Les nouvelles règles de l’EIIL
L’Observatoire syrien des droits de l’homme (OSDH) a ainsi rapporté samedi 28 septembre que l’EIIL avait imposé aux enfants de porter la tenue islamique pour se rendre à l’école. "L'Etat islamique en Irak et au Levant a interdit aux fillettes l'école primaire et aux plus âgées d'assister aux cours à moins qu'elles ne portent la tenue islamique comprenant une abaya (longue tunique, ndlr), des gants et un voile", a affirmé l‘OSDH. Les garçons devront pour leur part avoir "l'habit traditionnel pakistanais et la tête couverte", a ajouté l'OSDH, citant des militants djihadistes.
Et l’EIIL ne s’est pas contenté de cela. Jeudi, les combattants du même groupe avaient incendié des statues et des croix dans deux églises de Raqqa et détruit les croix de leurs clochers. Des images amateur des destructions ont rapidement circulé sur Internet. Selon les témoignages d’habitants de la ville postés sur les réseaux sociaux, ils auraient également transformé les églises en QG.

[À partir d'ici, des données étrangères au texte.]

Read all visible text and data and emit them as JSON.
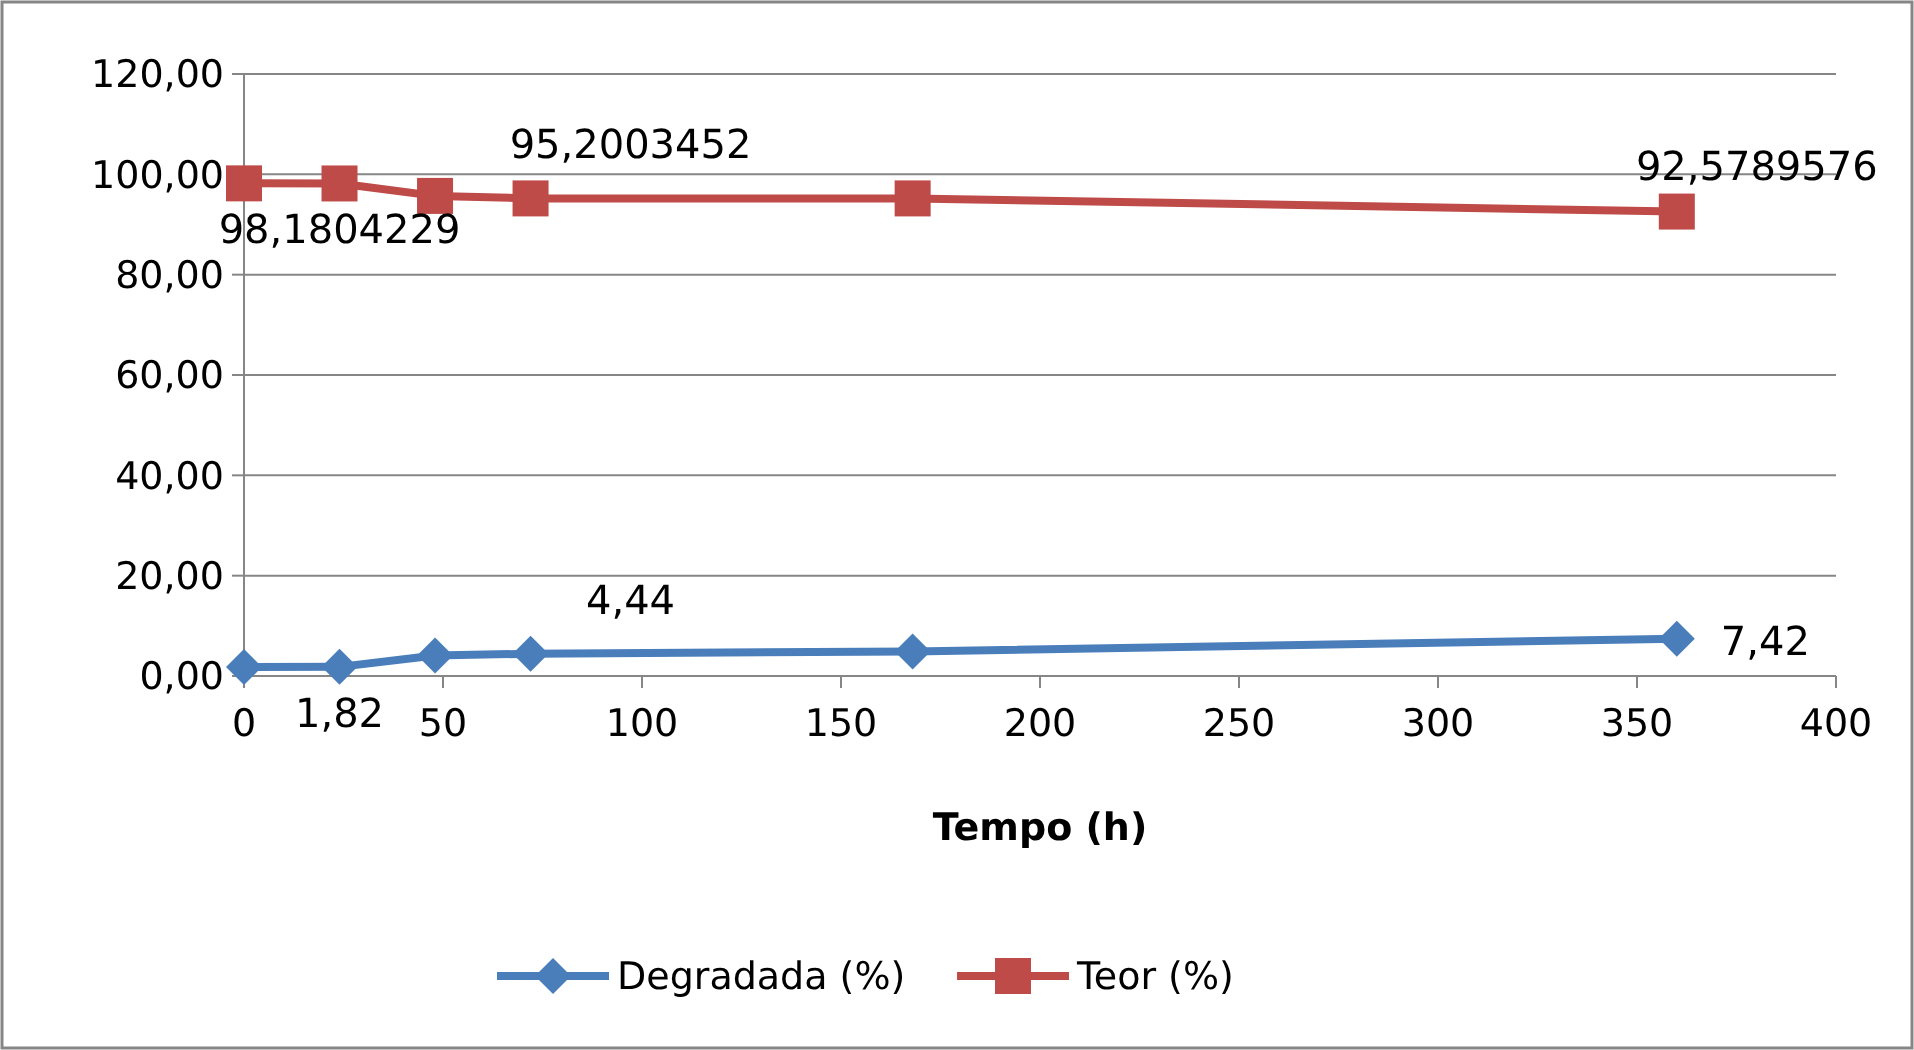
{
  "chart_data": {
    "type": "line",
    "xlabel": "Tempo (h)",
    "x": [
      0,
      24,
      48,
      72,
      168,
      360
    ],
    "xlim": [
      0,
      400
    ],
    "xticks": [
      0,
      50,
      100,
      150,
      200,
      250,
      300,
      350,
      400
    ],
    "ylim": [
      0,
      120
    ],
    "yticks": [
      {
        "value": 0,
        "label": "0,00"
      },
      {
        "value": 20,
        "label": "20,00"
      },
      {
        "value": 40,
        "label": "40,00"
      },
      {
        "value": 60,
        "label": "60,00"
      },
      {
        "value": 80,
        "label": "80,00"
      },
      {
        "value": 100,
        "label": "100,00"
      },
      {
        "value": 120,
        "label": "120,00"
      }
    ],
    "grid": "y",
    "legend": "bottom",
    "line_style": "solid",
    "series": [
      {
        "name": "Degradada (%)",
        "color": "#4a7ebb",
        "marker": "diamond",
        "values": [
          1.8,
          1.82,
          4.1,
          4.44,
          4.9,
          7.42
        ],
        "value_labels": [
          null,
          "1,82",
          null,
          "4,44",
          null,
          "7,42"
        ]
      },
      {
        "name": "Teor (%)",
        "color": "#be4b48",
        "marker": "square",
        "values": [
          98.2,
          98.1804229,
          95.7,
          95.2003452,
          95.2,
          92.5789576
        ],
        "value_labels": [
          null,
          "98,1804229",
          null,
          "95,2003452",
          null,
          "92,5789576"
        ]
      }
    ]
  }
}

Ce n’est pas la première fois que l’EIIL cible des minorités. "En juin déjà ils s’en étaient pris violemment à des villages chiites dans la vallée de l’Euphrate", rappelle Fabrice Balanche, spécialiste de la Syrie et directeur du Groupe de recherches et d’études sur la Méditerranée et le Moyen-Orient. "Ce sont eux également qui avaient détruit les églises de Deir El Zor (au nord-est de la Syrie)", poursuit le chercheur qui relativise toutefois la portée de ces attaques. "Les chrétiens ne représentent pas plus de 1% de la population de Raqqa", observe-t-il.

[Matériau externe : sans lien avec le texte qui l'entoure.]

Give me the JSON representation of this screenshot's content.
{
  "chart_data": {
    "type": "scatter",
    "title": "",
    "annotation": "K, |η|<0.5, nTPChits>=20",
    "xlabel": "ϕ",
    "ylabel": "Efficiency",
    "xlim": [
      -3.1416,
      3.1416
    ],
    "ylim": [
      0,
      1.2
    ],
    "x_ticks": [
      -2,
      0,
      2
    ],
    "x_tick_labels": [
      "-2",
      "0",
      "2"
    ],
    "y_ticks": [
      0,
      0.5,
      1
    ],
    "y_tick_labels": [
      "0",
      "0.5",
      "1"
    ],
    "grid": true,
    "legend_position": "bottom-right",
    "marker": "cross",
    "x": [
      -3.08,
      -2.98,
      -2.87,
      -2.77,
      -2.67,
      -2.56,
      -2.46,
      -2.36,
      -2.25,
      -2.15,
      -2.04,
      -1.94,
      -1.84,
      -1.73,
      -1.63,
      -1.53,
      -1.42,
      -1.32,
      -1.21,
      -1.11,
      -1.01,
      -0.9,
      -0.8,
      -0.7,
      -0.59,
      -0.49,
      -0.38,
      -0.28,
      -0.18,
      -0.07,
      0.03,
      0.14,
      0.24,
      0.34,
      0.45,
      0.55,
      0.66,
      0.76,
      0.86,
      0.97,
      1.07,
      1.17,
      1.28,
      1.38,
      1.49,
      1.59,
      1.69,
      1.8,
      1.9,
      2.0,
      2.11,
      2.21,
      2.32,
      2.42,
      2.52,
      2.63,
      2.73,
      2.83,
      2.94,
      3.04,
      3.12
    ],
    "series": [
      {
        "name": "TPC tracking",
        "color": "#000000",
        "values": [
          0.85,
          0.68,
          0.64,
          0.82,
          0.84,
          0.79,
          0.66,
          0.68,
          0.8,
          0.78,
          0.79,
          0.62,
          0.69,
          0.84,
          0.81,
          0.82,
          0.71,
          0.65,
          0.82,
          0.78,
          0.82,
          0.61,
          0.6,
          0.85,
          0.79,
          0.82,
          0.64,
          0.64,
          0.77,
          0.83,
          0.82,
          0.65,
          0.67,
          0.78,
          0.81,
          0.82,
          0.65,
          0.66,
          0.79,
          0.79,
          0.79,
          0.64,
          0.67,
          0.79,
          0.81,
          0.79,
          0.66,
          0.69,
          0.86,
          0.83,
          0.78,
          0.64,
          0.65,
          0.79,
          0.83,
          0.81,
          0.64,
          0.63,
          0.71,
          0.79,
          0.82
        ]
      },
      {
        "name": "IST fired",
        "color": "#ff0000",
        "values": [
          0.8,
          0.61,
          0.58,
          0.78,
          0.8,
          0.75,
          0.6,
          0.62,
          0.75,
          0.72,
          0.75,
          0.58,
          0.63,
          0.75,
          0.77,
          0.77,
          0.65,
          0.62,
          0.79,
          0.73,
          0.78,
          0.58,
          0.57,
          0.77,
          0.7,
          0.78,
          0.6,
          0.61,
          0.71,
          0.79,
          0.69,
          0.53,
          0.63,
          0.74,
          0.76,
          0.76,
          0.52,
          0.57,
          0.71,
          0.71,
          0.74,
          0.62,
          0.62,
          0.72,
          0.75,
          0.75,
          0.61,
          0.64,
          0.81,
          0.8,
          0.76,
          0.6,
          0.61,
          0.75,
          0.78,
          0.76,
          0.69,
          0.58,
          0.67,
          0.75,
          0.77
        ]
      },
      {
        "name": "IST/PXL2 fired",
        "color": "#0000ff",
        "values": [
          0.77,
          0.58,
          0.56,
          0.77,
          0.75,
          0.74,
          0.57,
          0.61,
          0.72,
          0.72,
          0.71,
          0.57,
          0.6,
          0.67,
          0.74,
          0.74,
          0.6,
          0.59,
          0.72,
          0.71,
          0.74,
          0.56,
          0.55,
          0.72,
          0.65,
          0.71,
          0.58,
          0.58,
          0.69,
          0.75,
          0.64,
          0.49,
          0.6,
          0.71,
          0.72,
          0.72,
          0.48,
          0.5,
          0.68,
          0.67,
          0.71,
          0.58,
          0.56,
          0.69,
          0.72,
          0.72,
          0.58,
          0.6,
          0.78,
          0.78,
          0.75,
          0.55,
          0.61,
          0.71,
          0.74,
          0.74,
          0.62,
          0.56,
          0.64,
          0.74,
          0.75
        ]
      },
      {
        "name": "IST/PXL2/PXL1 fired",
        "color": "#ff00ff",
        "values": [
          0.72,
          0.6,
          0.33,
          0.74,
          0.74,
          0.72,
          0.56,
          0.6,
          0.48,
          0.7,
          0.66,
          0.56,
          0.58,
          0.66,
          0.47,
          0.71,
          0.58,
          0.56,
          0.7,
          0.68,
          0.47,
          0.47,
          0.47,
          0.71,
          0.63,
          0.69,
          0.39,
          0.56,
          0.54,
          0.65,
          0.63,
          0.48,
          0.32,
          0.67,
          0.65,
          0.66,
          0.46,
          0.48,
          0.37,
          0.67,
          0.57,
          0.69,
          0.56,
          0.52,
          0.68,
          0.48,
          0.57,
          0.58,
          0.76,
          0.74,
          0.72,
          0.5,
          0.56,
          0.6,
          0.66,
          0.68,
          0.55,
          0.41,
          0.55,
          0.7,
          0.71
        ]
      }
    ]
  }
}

Pour Frédéric Pichon, historien spécialiste de la Syrie et de ses minorités, ces attaques ne sont pas surprenantes de la part de tels groupes. "Cela participe de leur logique qui refuse tout ce qui n’est pas islamique", explique-t-il, insistant sur le fait que les chrétiens ne sont pas ciblés en tant que tels mais au même titre que les autres minorités religieuses syriennes.

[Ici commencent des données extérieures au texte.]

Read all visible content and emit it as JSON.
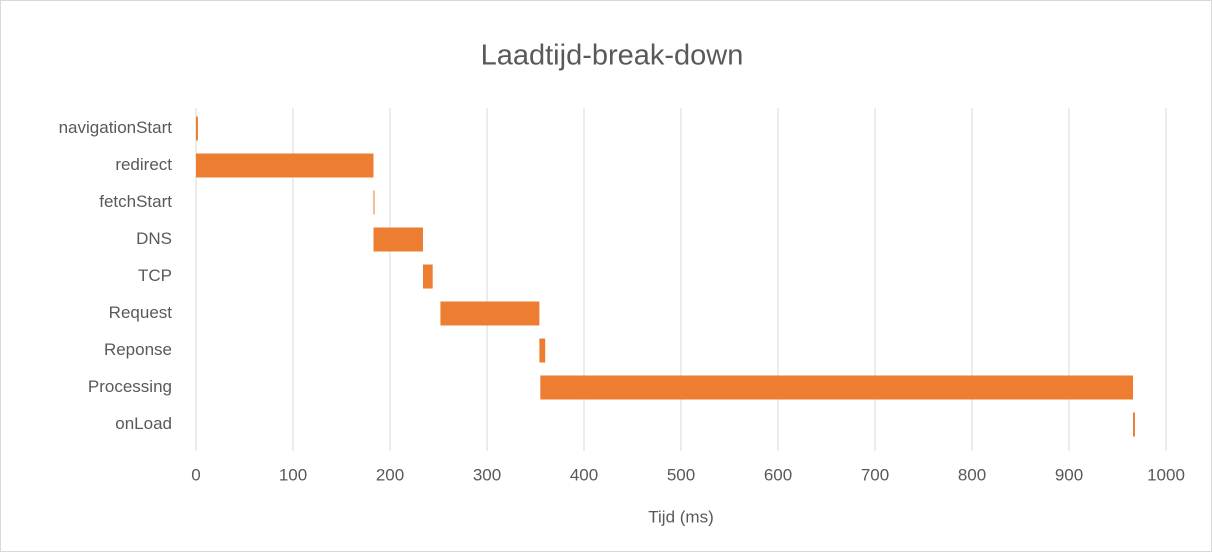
{
  "chart_data": {
    "type": "floating-bar",
    "title": "Laadtijd-break-down",
    "x_label": "Tijd (ms)",
    "categories": [
      "navigationStart",
      "redirect",
      "fetchStart",
      "DNS",
      "TCP",
      "Request",
      "Reponse",
      "Processing",
      "onLoad"
    ],
    "starts": [
      0,
      0,
      183,
      183,
      234,
      252,
      354,
      355,
      966
    ],
    "values": [
      2,
      183,
      1,
      51,
      10,
      102,
      6,
      611,
      2
    ],
    "color": "#ed7d31",
    "xlim": [
      0,
      1000
    ],
    "xticks": [
      0,
      100,
      200,
      300,
      400,
      500,
      600,
      700,
      800,
      900,
      1000
    ],
    "grid": true
  }
}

À force d’exactions l’EIIL s’aliène la population
L'opposition syrienne a de son côté rapidement condamné les attaques contre les églises de Raqqa qu’elle a qualifiées d’"agression". "L'agression de ce qu'on appelle l'EIIL contre l'église de l'Annonciation à Raqqa, et sa transformation en une base militaire, est contraire aux règles morales et viole un droit de l'Homme essentiel", a dénoncé la Coalition nationale syrienne dans un communiqué. Pour l'opposition, l'EIIL est "un groupe hors de la révolution syrienne et ne représente en aucun cas les aspirations du peuple syrien". De plus, ce groupe djihadiste se rapproche des méthodes du régime quand il attaque "l'héritage du peuple syrien en matière de civilisation et de religion", a insisté le communiqué.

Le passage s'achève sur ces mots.